God's timing is different. The temptations of Jesus came at the end of his forty days in the wilderness, not at the beginning. His fasting led to His trials. His fasting in itself was not the point; it was preparing Him for something else, a deeper recognition and acceptance of His true calling. The devil offers Jesus three invitations in Luke 4 – to comfort, to power, and to fame. In each one, he says to the Lord, in effect, this is all about you – you can make this happen any way you want! And Jesus' response, in each case, is clear: this is not about me, this is about the will of my Father.
I have been alone in the wilderness for an extended period only once. I went on a solo kayak trip to the Mission Group, a small cluster of islands tucked off the northwest tip of Vancouver Island. Getting there took two days of driving from Seattle and a five-hour paddle down a chain of inlets into the open Pacific. I spent four days on remote, rocky beaches, socked in by rain and fog. The morning I left to return was brilliantly sunny, and the water smooth and clear as glass. I lost track of the time, exploring from one little island to another, and as I turned toward home, the wind was rising.
Within fifteen minutes, I was facing a strong offshore wind and the sea was boiling. Between me and the nearest beach stretched a mile of open water; behind me the next stop was Japan. For what seemed like days, I paddled and prayed like never before. There were moments when I was sure I wouldn't make it.
That was the point, just as I was wearing out, that my prayer became as close to perfect as I can ever remember. For one thing, I had cast everything – everything – upon the Lord. Second, I thought of my wife and my young son, what would become of them if I died, especially from something so stupid and selfish as my need for adventure! I realized, in a shock, how deeply others depended on me, and I on them. I struggled forward and wept, the wind so strong that my tears were blown from my lashes.

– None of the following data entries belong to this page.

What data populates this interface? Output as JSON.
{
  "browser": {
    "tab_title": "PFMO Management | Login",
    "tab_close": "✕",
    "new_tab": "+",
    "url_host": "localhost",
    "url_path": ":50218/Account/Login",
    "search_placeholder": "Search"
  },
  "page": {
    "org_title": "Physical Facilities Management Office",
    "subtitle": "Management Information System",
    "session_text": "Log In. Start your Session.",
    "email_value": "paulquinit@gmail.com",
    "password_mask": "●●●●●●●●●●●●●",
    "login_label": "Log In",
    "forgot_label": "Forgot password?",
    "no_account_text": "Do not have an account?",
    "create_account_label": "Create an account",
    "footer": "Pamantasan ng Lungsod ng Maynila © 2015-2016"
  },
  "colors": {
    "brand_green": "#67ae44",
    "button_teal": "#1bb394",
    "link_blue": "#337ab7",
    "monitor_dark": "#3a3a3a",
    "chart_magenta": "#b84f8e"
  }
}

By the grace of God, I came ashore at a place called Rugged Beach. I fell out of the cockpit exhausted. I lay with my face pressed against the warm beach for hours. When I could finally lift my head, I saw that I was surrounded by hundreds of sand dollars shimmering in the bright sun, each delicate and beautiful. I understood then, in a way I never had before, that I existed for the sake of others.
I believe that is part of Jesus' recognition of His own calling – that He had come for the sake of those whom the Father had given Him. That is what these last days of Lent offer us. We may have begun some discipline as a personal adventure to deepen our "spirituality," as a sort of self-improvement, the way we might think of trying to drop a few pounds after Christmas. But there is a deeper trial going on, to awaken us and draw us into our true calling, to help us learn more deeply how greatly we depend on one another, how we exist not for ourselves but for the world that God loves and for which Christ died. Let us make the most of the time that remains, learning to give ourselves over to the Father's will.
In the Crucified,
(The Rt. Rev.) Dorsey W.M. McConnell, D.D.